Fundamental Astronomy
- Author: Hannu Karttunen Pekka Kröger Markku Poutanen Karl Johan Donner
- Genre: Astronomy
- Publisher: Sprigner
- Publication date: 1984
- Publication place: Finland
- ISBN: 978-3662530443

= Fundamental Astronomy =

Astronomy textbook

Fundamental Astronomy (1984–2017) is an astronomy textbook by Finnish author Hannu Karttunen of University of Turku; Pekka Kröger and Heikki Oja of University of Helsinki; Markku Poutanen of Finnish Geodetic Institute; and Karl Johan Donner of University of Helsinki. The first edition was published in Finnish by Ursa, Helsinki, 1984, and later published in English by Springer. The 6th edition was published in 2017 (ISBN 978-3-662-53044-3; previous editions were published in 2007, 2003, 1996, 1994 and 1987). It contains 548 pages and is illustrated with more than 419 images, including 34 color plates. There are many pages on the Solar System, the Milky Way, galaxies, and cosmology.

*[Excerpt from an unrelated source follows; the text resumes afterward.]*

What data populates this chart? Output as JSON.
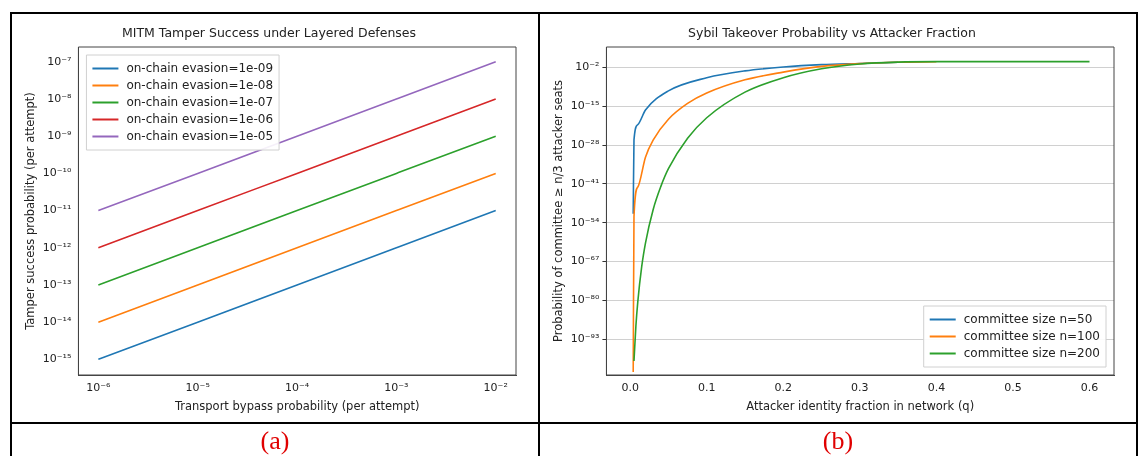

Aimed at the science student market, this textbook is both for undergraduates and for graduates just beginning their courses who are looking for an overview. It covers the whole field of modern astronomy. While emphasizing both the astronomical concepts and the underlying physical principles, the text provides a basis for more further studies in the astronomical sciences.